"Ah tahe, harga minyak goreng makin mahal", celetuk sang isteri di suatu sore sekitar sebulan lalu, saat dia pulang dari kedai beli minyak goreng. Saya bagian potong-potong sayur bayam hanya senyum tipis dan tidak menimpali keluhan isteri.
Namun, makin hari harga minyak goreng makin menggila dan berimbas pada hasil masakan dapur.
Ya, yang biasanya menu masakan dapur banyakan goreng-gorengan, kini sang isteri yang memang dari dulu tidak pala suka akan masakan gorengan, namun karena tuntutan anak-anak yang memang sangat suka akan ikan garing, tempe kriuk atau ayam goreng kripis, memaksa isteri harus berkreasi dengan masakan yang minim minyak goreng.
Emang bisa?
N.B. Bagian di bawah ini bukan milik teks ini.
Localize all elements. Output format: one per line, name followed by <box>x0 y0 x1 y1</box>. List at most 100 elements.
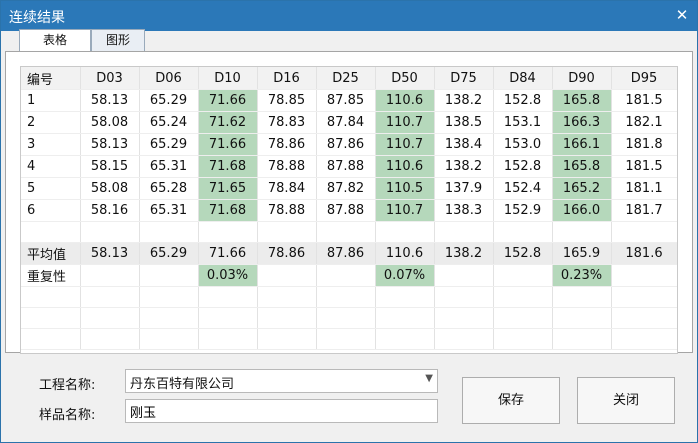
empty-row <box>21 286 677 308</box>
project-name-value: 丹东百特有限公司 <box>130 377 235 392</box>
table-row: 6 58.16 65.31 71.68 78.88 87.88 110.7 13… <box>21 199 677 222</box>
close-icon[interactable]: ✕ <box>667 1 697 31</box>
table-cell: 153.1 <box>493 111 553 134</box>
sample-name-input[interactable] <box>125 399 438 423</box>
table-cell: 137.9 <box>434 177 494 200</box>
empty-row <box>21 221 677 243</box>
project-name-label: 工程名称: <box>39 378 96 393</box>
table-row: 5 58.08 65.28 71.65 78.84 87.82 110.5 13… <box>21 177 677 200</box>
header-row: 编号 D03 D06 D10 D16 D25 D50 D75 D84 D90 D… <box>21 67 677 90</box>
title-bar: 连续结果 ✕ <box>1 1 697 31</box>
chevron-down-icon[interactable]: ▼ <box>425 373 433 384</box>
table-cell: 71.62 <box>198 111 258 134</box>
table-row: 1 58.13 65.29 71.66 78.85 87.85 110.6 13… <box>21 89 677 112</box>
table-cell: 65.31 <box>139 155 199 178</box>
table-cell: 2 <box>21 111 81 134</box>
empty-row <box>21 328 677 350</box>
table-cell: 166.0 <box>552 199 612 222</box>
table-cell: 71.65 <box>198 177 258 200</box>
average-cell: 110.6 <box>375 242 435 265</box>
sample-name-label: 样品名称: <box>39 408 96 423</box>
table-row: 3 58.13 65.29 71.66 78.86 87.86 110.7 13… <box>21 133 677 156</box>
table-cell: 87.88 <box>316 199 376 222</box>
table-cell: 71.66 <box>198 133 258 156</box>
repeatability-cell: 0.07% <box>375 264 435 287</box>
repeatability-cell <box>611 264 677 287</box>
average-cell: 65.29 <box>139 242 199 265</box>
table-cell: 65.28 <box>139 177 199 200</box>
col-header-d95: D95 <box>611 67 677 90</box>
table-cell: 110.7 <box>375 133 435 156</box>
average-cell: 58.13 <box>80 242 140 265</box>
empty-row <box>21 307 677 329</box>
table-cell: 152.9 <box>493 199 553 222</box>
average-row: 平均值 58.13 65.29 71.66 78.86 87.86 110.6 … <box>21 242 677 265</box>
table-cell: 138.4 <box>434 133 494 156</box>
average-cell: 71.66 <box>198 242 258 265</box>
average-label: 平均值 <box>21 242 81 265</box>
table-cell: 165.8 <box>552 155 612 178</box>
table-cell: 166.3 <box>552 111 612 134</box>
table-cell: 138.3 <box>434 199 494 222</box>
table-cell: 78.84 <box>257 177 317 200</box>
col-header-d03: D03 <box>80 67 140 90</box>
average-cell: 78.86 <box>257 242 317 265</box>
table-cell: 58.13 <box>80 133 140 156</box>
average-cell: 165.9 <box>552 242 612 265</box>
table-cell: 152.8 <box>493 155 553 178</box>
table-cell: 87.82 <box>316 177 376 200</box>
table-cell: 87.85 <box>316 89 376 112</box>
table-cell: 165.2 <box>552 177 612 200</box>
tab-panel: 编号 D03 D06 D10 D16 D25 D50 D75 D84 D90 D… <box>5 51 693 354</box>
table-cell: 181.8 <box>611 133 677 156</box>
tab-graph[interactable]: 图形 <box>91 29 145 51</box>
table-cell: 110.6 <box>375 155 435 178</box>
save-button[interactable]: 保存 <box>462 377 560 424</box>
table-row: 4 58.15 65.31 71.68 78.88 87.88 110.6 13… <box>21 155 677 178</box>
table-cell: 181.1 <box>611 177 677 200</box>
table-cell: 181.5 <box>611 89 677 112</box>
col-header-d90: D90 <box>552 67 612 90</box>
table-cell: 166.1 <box>552 133 612 156</box>
table-cell: 58.16 <box>80 199 140 222</box>
repeatability-cell <box>316 264 376 287</box>
col-header-d50: D50 <box>375 67 435 90</box>
table-cell: 58.13 <box>80 89 140 112</box>
table-cell: 78.83 <box>257 111 317 134</box>
table-cell: 58.08 <box>80 111 140 134</box>
col-header-d25: D25 <box>316 67 376 90</box>
table-cell: 153.0 <box>493 133 553 156</box>
window-title: 连续结果 <box>9 10 65 26</box>
average-cell: 152.8 <box>493 242 553 265</box>
repeatability-cell: 0.03% <box>198 264 258 287</box>
table-cell: 71.68 <box>198 199 258 222</box>
table-cell: 87.84 <box>316 111 376 134</box>
project-name-combobox[interactable]: 丹东百特有限公司 ▼ <box>125 369 438 393</box>
table-cell: 181.7 <box>611 199 677 222</box>
col-header-d84: D84 <box>493 67 553 90</box>
results-grid[interactable]: 编号 D03 D06 D10 D16 D25 D50 D75 D84 D90 D… <box>20 66 678 354</box>
table-cell: 71.66 <box>198 89 258 112</box>
average-cell: 138.2 <box>434 242 494 265</box>
table-cell: 182.1 <box>611 111 677 134</box>
repeatability-label: 重复性 <box>21 264 81 287</box>
table-cell: 152.8 <box>493 89 553 112</box>
table-cell: 110.6 <box>375 89 435 112</box>
table-cell: 71.68 <box>198 155 258 178</box>
col-header-d16: D16 <box>257 67 317 90</box>
table-cell: 87.86 <box>316 133 376 156</box>
tab-table[interactable]: 表格 <box>19 29 91 52</box>
table-cell: 58.15 <box>80 155 140 178</box>
table-cell: 78.88 <box>257 155 317 178</box>
results-window: 连续结果 ✕ 表格 图形 编号 D03 D06 D10 D16 D25 D50 … <box>0 0 698 443</box>
table-cell: 65.24 <box>139 111 199 134</box>
table-cell: 138.2 <box>434 89 494 112</box>
table-cell: 110.7 <box>375 111 435 134</box>
table-cell: 65.29 <box>139 89 199 112</box>
table-cell: 87.88 <box>316 155 376 178</box>
close-button[interactable]: 关闭 <box>577 377 675 424</box>
table-cell: 138.5 <box>434 111 494 134</box>
table-cell: 58.08 <box>80 177 140 200</box>
repeatability-cell <box>257 264 317 287</box>
table-cell: 6 <box>21 199 81 222</box>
Yah tentu bisa dan cara pertama tentunya mencari minyak goreng yang harganya lebih murah namun kualitas tetap baik.
Kedua, sayuran yang memang dari dulu jarang menggunakan minyak goreng, sekarang fokus pada sayuran rebus tanpa minyak goreng sama sekali.
Apalagi ditemani bumbu khas seperti bawang merah, bawang putih, tomat yang diiris atau ditumbuk halus ditambahkan dengan alternatif tahu, tofu atau tempe supaya sayurnya lebih ramai dan teksturnya beragam, membuat masakan tetap lezat ketika disantap, seperti tak bermasalah ketika harga minyak melonjak naik.
Jadi teringat ketika masih anak-anak, dari kecil sudah diajarkan untuk memasak sayur rebus. Kala itu, ayah saya sangat suka masakan rebus, bahkan dia merebus sendiri sayur kesukaannya, nikmat rasanya ditemani dengan ikan asin yang dibakar bersama dengan sambal cabe rawit yang ditumbuk tidak terlalu halus.
Kembali ke masalah harga minyak goreng yang melambung terus, sebenarnya ini berdampak positif bagi petani sawit karena baru inilah eranya harga minyak sawit (CPO) bisa mahal yang tentunya menguntungkan bagi petani sawit, namun berpengaruh negatif bagi konsumen, karena mahalnya minyak goreng mengakibatkan masyarakat harus mengurangi penggunaan minyak goreng sebagai bahan penting dalam mengolah beragam masakan.
Namun pertanyaannya, bukankah dengan naiknya harga sawit maka minyak goreng akan lebih berlimpah dan harga minyak goreng bisa lebih murah atau stabil di harga sebelum harga sawit naik?